Re: Distributed Extensibility

Dan Connolly wrote:
> On Fri, 2007-08-03 at 15:42 +0300, Henri Sivonen wrote:
>> On Aug 2, 2007, at 18:16, Sam Ruby wrote:
> [...]
>>>     * The notion of “enclosing element” is problematic in the face  
>>> of adoption agency algorithms and the like.  The prudent thing to  
>>> do is to define any case where reparenting would change the meaning  
>>> of any element to be a (recoverable) error.  This would affect very  
>>> few users or documents.  It would be a bitch to code in a  
>>> conformance checker, but that’s not the spec’s writer’s concern.  :-)
>> Reparenting is already an error.
> 
> Care to elaborate?

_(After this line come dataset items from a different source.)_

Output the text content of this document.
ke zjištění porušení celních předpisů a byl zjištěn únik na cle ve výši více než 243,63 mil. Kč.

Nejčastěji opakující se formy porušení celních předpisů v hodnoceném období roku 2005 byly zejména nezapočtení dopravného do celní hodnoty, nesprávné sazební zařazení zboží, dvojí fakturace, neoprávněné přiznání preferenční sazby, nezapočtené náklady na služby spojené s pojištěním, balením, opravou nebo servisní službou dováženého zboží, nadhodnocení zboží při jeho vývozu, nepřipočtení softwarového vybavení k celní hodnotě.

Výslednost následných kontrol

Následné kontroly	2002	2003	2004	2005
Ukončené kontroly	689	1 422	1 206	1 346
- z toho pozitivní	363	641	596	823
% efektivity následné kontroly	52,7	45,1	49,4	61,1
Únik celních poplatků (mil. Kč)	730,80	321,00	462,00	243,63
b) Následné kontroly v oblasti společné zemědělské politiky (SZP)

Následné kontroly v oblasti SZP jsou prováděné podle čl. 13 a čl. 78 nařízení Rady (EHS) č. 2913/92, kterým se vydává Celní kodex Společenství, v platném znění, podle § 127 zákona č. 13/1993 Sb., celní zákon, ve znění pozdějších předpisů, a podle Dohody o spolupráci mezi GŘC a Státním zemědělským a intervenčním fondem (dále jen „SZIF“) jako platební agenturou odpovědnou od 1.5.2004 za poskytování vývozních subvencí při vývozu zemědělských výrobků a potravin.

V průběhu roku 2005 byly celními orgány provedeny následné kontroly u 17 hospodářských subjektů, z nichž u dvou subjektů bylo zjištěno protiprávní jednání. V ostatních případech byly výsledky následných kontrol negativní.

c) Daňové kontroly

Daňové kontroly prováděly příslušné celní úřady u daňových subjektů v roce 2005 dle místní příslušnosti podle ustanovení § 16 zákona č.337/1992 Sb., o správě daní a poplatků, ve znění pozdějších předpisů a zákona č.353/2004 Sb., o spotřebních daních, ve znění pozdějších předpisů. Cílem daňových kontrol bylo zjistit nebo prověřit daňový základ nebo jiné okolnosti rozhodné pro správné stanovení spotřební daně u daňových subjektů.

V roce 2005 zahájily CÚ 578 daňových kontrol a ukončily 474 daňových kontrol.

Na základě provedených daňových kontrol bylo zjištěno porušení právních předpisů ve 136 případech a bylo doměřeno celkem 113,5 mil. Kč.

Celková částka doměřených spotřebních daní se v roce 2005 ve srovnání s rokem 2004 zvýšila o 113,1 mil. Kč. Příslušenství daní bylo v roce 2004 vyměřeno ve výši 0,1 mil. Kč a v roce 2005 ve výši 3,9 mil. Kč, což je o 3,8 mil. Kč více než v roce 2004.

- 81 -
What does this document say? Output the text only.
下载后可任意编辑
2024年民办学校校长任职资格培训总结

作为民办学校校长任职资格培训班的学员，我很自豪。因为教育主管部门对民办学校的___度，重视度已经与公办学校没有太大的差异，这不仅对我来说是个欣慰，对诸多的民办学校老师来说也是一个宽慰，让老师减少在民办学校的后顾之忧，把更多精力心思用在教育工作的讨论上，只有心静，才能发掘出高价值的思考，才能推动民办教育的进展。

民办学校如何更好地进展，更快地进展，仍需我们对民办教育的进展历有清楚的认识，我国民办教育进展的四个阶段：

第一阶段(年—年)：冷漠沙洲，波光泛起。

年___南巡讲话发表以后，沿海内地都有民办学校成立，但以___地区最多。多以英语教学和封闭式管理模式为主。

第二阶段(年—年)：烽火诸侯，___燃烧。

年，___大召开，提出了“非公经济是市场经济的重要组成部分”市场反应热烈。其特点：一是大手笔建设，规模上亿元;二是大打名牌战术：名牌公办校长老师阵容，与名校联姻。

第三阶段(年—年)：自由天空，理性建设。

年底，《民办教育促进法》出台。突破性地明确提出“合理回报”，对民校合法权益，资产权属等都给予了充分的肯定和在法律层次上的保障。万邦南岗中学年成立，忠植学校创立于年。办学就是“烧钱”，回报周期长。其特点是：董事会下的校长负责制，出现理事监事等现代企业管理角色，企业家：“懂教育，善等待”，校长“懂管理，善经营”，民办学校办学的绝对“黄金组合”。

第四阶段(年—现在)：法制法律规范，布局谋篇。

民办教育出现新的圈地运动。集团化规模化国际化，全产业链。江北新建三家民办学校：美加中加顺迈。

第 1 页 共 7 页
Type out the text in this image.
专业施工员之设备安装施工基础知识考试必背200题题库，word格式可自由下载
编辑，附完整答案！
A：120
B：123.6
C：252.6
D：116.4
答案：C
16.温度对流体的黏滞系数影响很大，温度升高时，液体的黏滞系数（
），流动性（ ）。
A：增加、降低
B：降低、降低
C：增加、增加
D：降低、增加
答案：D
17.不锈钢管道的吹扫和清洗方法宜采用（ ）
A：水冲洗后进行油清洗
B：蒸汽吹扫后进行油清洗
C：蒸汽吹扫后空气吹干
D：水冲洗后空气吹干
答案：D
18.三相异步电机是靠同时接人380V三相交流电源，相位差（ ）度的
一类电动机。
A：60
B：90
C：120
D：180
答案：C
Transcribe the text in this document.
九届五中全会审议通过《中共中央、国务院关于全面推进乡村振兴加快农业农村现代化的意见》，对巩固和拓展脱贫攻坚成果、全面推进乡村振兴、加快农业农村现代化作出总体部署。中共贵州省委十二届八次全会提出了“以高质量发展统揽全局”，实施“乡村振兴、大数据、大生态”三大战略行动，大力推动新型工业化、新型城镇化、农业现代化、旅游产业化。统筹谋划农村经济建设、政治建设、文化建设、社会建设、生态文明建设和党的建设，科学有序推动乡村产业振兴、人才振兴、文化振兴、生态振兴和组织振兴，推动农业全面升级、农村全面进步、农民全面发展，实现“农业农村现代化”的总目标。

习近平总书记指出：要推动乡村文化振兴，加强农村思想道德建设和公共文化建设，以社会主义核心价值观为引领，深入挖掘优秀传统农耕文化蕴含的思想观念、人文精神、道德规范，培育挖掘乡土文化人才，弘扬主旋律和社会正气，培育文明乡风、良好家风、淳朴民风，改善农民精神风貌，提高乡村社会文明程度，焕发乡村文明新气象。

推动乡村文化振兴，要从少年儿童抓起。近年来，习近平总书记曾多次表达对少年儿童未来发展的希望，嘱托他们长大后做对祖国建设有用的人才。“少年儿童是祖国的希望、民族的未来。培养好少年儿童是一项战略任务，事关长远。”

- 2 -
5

If anybody has a moment to walk me/us thru the
> relevant parts of the spec, or just point to it, I'd appreciate it.

I'll take that one.  I'm not sure how much of the spec you are familiar 
with, so if I cover something that you are already aware of, just skim 
over it.  It might be helpful to others.

Much has been said about how requiring quotes around attribute values 
and slashes in empty tags caused XHTML to "fail", but IMHO, that misses 
one of the more interesting stories.  Consider the following fragment:

     <table><tr><td>x</td></tr><o:p>y</o:p></table>

Now load it in your favorite browser.  It may surprise you, but you will 
see a 'y' followed by an 'x' on a separate line.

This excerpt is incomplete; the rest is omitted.